Man, in the low light footage, the D800 looks pathetic ISO1600+. How can it look so good at still and so bad at video?


----------



## Musouka (Mar 28, 2012)

In a nutshell:

Canon 5DIII:
- Better Low-Light
- Less Moire

Nikon D800:
- Sharper and More Detailed
- Less Rolling Shutter

So is Canon capturing upscaled 720P video as some have said and that's why it's less sharp?


----------



## psolberg (Mar 29, 2012)

JustinTArthur said:


> Man, in the low light footage, the D800 looks pathetic ISO1600+. How can it look so good at still and so bad at video?



it's video is more detailed than on the canon so it isn't "so bad" necessarily. moire is indeed an issue as with the 5DmkII. Although it is an issue that hasn't stopped all that many people. Moire also looks more controlled in the D800 than with the 5DmkII which would fall appart at the sight of any brick wall. Moire in the 5DIII looks to still be present in fine details of bricks but a LOT less noticeable. The question is, do you want detail or do you want to avoid moire...good to have choices I guess. I'm on the fence on this one.

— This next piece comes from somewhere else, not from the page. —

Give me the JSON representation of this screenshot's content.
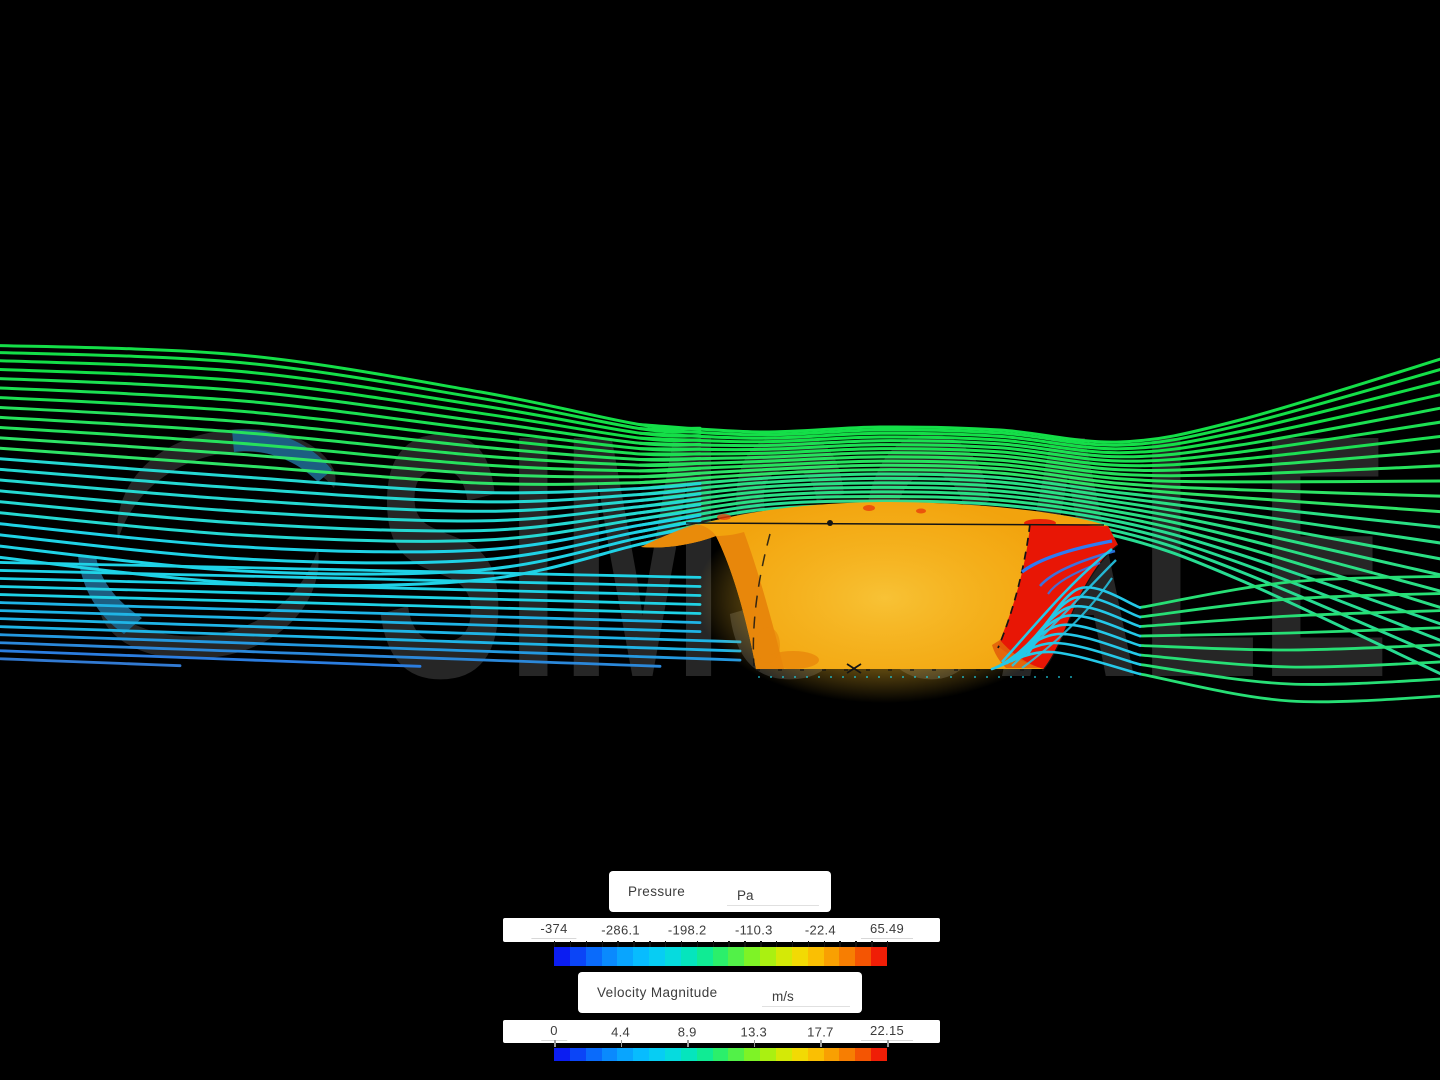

However, I must say that the 5DmkIII looks REALLY SOFT to my eyes. I wish it had a way to turn whatever moire reduction filter they are throwing in there for when you're filming non repeating patterns. It's a shame really because the video looks almost like scaled up 720p and not 1080p.

Looking at the comparisons again, wow are they overexposing the D800 at night and seriously underexposing the 5DmkIII.


----------



## Daniel Flather (Apr 8, 2012)

psolberg said:


> Looking at the comparisons again, wow are they overexposing the D800 at night and seriously underexposing the 5DmkIII.

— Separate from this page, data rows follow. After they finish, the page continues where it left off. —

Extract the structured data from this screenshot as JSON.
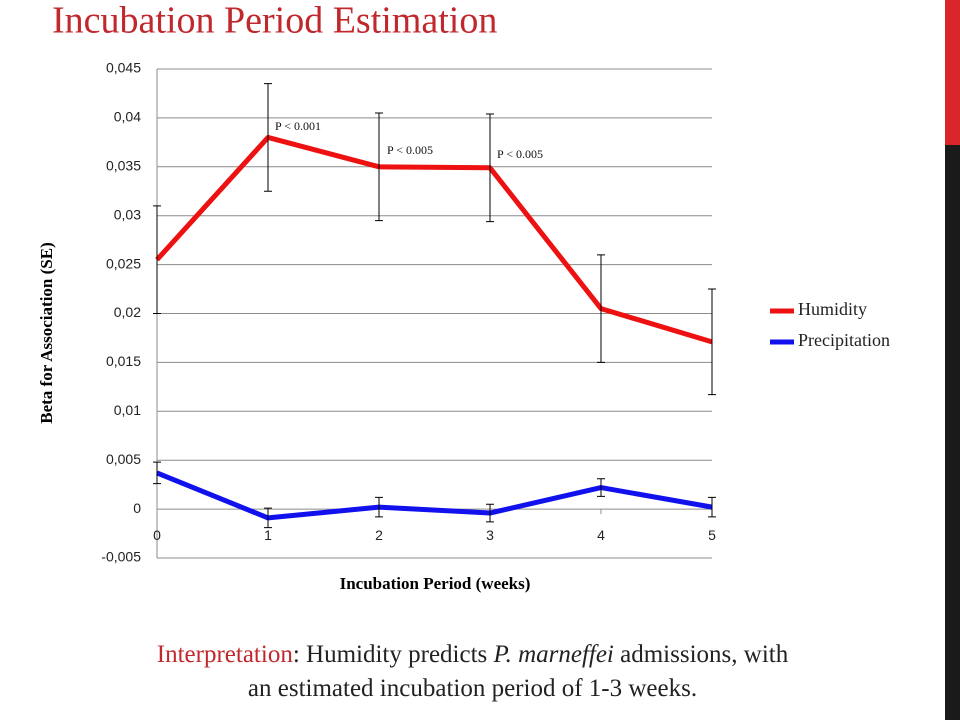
{
  "chart_data": {
    "type": "line",
    "title": "Incubation Period Estimation",
    "x_label": "Incubation Period (weeks)",
    "y_label": "Beta for Association (SE)",
    "x": [
      0,
      1,
      2,
      3,
      4,
      5
    ],
    "xlim": [
      0,
      5
    ],
    "xticks": [
      0,
      1,
      2,
      3,
      4,
      5
    ],
    "ylim": [
      -0.005,
      0.045
    ],
    "yticks": [
      {
        "value": -0.005,
        "label": "-0,005"
      },
      0,
      {
        "value": 0.005,
        "label": "0,005"
      },
      {
        "value": 0.01,
        "label": "0,01"
      },
      {
        "value": 0.015,
        "label": "0,015"
      },
      {
        "value": 0.02,
        "label": "0,02"
      },
      {
        "value": 0.025,
        "label": "0,025"
      },
      {
        "value": 0.03,
        "label": "0,03"
      },
      {
        "value": 0.035,
        "label": "0,035"
      },
      {
        "value": 0.04,
        "label": "0,04"
      },
      {
        "value": 0.045,
        "label": "0,045"
      }
    ],
    "grid": true,
    "legend": "right",
    "series": [
      {
        "name": "Humidity",
        "color": "#ee1111",
        "values": [
          0.0255,
          0.038,
          0.035,
          0.0349,
          0.0205,
          0.0171
        ],
        "errors": [
          0.0055,
          0.0055,
          0.0055,
          0.0055,
          0.0055,
          0.0054
        ]
      },
      {
        "name": "Precipitation",
        "color": "#1111ee",
        "values": [
          0.0037,
          -0.0009,
          0.0002,
          -0.0004,
          0.0022,
          0.0002
        ],
        "errors": [
          0.0011,
          0.001,
          0.001,
          0.0009,
          0.0009,
          0.001
        ]
      }
    ],
    "annotations": [
      "P < 0.001",
      "P < 0.005",
      "P < 0.005"
    ]
  },
  "caption": {
    "lead": "Interpretation",
    "text_1": ": Humidity predicts",
    "species": "P. marneffei",
    "text_2": "admissions, with",
    "line_2": "an estimated incubation period of 1-3 weeks."
  }
}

Yes, and the D800 is still significantly noisier than the 5D3.


----------



## psolberg (Apr 8, 2012)

Daniel Flather said:


> psolberg said:
> 
> 
> > Looking at the comparisons again, wow are they overexposing the D800 at night and seriously underexposing the 5DmkIII.
> ...



yup. while in stills the difference is very little, in video, there is no question the 5D3 is very very good.


----------



## LetTheRightLensIn (Apr 9, 2012)

JustinTArthur said:


> Man, in the low light footage, the D800 looks pathetic ISO1600+. How can it look so good at still and so bad at video?



How? Because the 5D3 samples the entire sensor for video and stills while the D800 samples the entire sensor for stills but samples only 1/3rd of the sensor for video (tosses it 2 out of every three photons it collects when it does video by only reading one out of every three lines across the sensor).

So D800 has 1.5-2 stops worse SNR at any ISO than the 5D3 (for video). And only maybe 2/3rd of a stop better ISO at 100 (vs closer to 3 for stills) and already worse DR than the 5D3 by ISO800, if not earlier, and 1.5-2 stops worse DR for video ISO1600+.

The reading 1 in 3 lines also means it has much worse color moire and a bit worse aliasing. The do grab greater than 1920x1080 video and carefully downsample to 1920x1080 and don't apply a strong AA filter in processing beforehand so it grabs a bit more details than the 5D3 (but it's still no detail champ) and it also grabs some false details too.

They need to add zebra stripigin, focus peaking and a true 1920x1080 crips 2x2 samples 1.6x crop mode to the 5D3 video if they don't want to blow it all (C300-level will be hard to compete and they won't be any sort of champions there, the 5D3-level was there claim to fame, so cripplng it to help their cinema line is really, really dumb IMO).


----------